See Note 3(b), Significant Accounting Policies and Practices—Revenue Recognition, Note 3(c), Significant
Accounting Policies and Practices—Use of Estimates and Note 3(e), Significant Accounting Policies and
Practices—Concentrations of Credit Risk and Major Customers and Employees, of Notes to Consolidated
Financial Statements included in this Annual Report on Form 10-K for more information about our revenue
recognition and credit policies.
Pensions
Our accounting for pension benefits is primarily based on a discount rate, expected and actual return on plan
assets and other assumptions made by management, and is impacted by outside factors such as equity and fixed
income market performance. Pension liability is principally the estimated present value of future benefits, net of
plan assets. In calculating the estimated present value of future benefits, net of plan assets, we used discount rates
of 4.2 to 13.6% in Fiscal 2010 and 5.0 to 11.8% in Fiscal 2009. In adjusting the discount rates from Fiscal 2009
to 2010, we considered the change in the general market interest rates of debt and solicited the advice of our
actuary. We believe the discount rates used are reflective of the rates at which the pension benefits could be
effectively settled.
Pension expense is principally the sum of interest and service cost of the plan, less the expected return on
plan assets and the amortization of the difference between our assumptions and actual experience. The expected
return on plan assets is calculated by applying an assumed rate of return to the fair value of plan assets. We used
expected returns on plan assets of 4.5% to 7.8% in Fiscal 2010 and 4.5% to 8.0% in Fiscal 2009. Based on the
advice of our independent actuary, we believe the expected rates of return are reflective of the long-term average
rate of earnings expected on the funds invested. If such expected returns were overstated, it would ultimately
increase future pension expense. Similarly, an understatement of the expected return would ultimately decrease
future pension expense. If plan assets decline due to poor performance by the markets and/or interest rate
declines our pension liability will increase, ultimately increasing future pension expense.

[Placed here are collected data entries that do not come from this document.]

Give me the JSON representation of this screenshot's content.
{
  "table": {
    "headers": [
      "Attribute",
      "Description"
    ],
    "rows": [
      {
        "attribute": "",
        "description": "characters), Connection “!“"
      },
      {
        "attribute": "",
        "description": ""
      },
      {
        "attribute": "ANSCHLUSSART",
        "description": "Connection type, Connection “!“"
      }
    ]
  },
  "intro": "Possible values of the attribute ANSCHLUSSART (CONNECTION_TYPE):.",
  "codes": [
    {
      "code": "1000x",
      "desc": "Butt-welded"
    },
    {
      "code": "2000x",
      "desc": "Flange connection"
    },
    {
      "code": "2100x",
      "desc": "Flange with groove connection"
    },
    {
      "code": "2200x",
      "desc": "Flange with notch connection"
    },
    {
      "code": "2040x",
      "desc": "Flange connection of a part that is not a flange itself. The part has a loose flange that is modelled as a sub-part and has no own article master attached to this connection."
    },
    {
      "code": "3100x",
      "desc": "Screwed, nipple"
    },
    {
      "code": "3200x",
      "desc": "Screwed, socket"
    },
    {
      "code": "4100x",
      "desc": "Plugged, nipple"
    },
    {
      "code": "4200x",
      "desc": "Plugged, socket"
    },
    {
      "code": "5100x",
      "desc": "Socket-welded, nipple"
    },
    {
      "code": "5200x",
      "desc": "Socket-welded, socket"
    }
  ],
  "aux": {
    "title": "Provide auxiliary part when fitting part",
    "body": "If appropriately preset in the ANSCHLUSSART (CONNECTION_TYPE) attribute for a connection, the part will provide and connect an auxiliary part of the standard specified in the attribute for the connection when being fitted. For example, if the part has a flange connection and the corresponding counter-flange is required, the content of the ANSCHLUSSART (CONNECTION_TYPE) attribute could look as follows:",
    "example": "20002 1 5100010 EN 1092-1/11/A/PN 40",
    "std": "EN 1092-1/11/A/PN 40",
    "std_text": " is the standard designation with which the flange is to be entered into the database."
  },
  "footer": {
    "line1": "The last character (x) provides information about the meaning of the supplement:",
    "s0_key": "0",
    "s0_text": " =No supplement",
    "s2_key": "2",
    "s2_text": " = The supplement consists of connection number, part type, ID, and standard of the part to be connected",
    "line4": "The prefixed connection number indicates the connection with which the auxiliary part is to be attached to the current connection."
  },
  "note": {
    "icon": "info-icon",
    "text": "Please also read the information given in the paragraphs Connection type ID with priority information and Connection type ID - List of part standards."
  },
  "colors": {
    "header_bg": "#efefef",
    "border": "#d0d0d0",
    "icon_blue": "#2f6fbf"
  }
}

See Note 10, Employee Benefit Plans, of Notes to Consolidated Financial Statements included in this
Annual Report on Form 10-K for a more complete discussion of our employee benefit plans.
Restructuring and Related Charges
Restructuring charges are recognized and measured according to the provisions of ASC Topic 420: “Exit or
Disposal Cost Obligations,” (“ASC 420”). Under ASC 420, restructuring charges include, but are not limited to,
termination and related costs consisting primarily of severance costs and retention bonuses, and contract
termination costs consisting primarily of lease termination costs. Related charges, as defined by us, include, but
are not limited to, other costs directly associated with exit and integration activities, including impairment of
property and other assets, departmental costs of full-time incremental integration employees, and any other items
related to the exit or integration activities. Costs for such activities are estimated by us after evaluating detailed
analyses of the cost to be incurred. We present restructuring and related charges on a combined basis.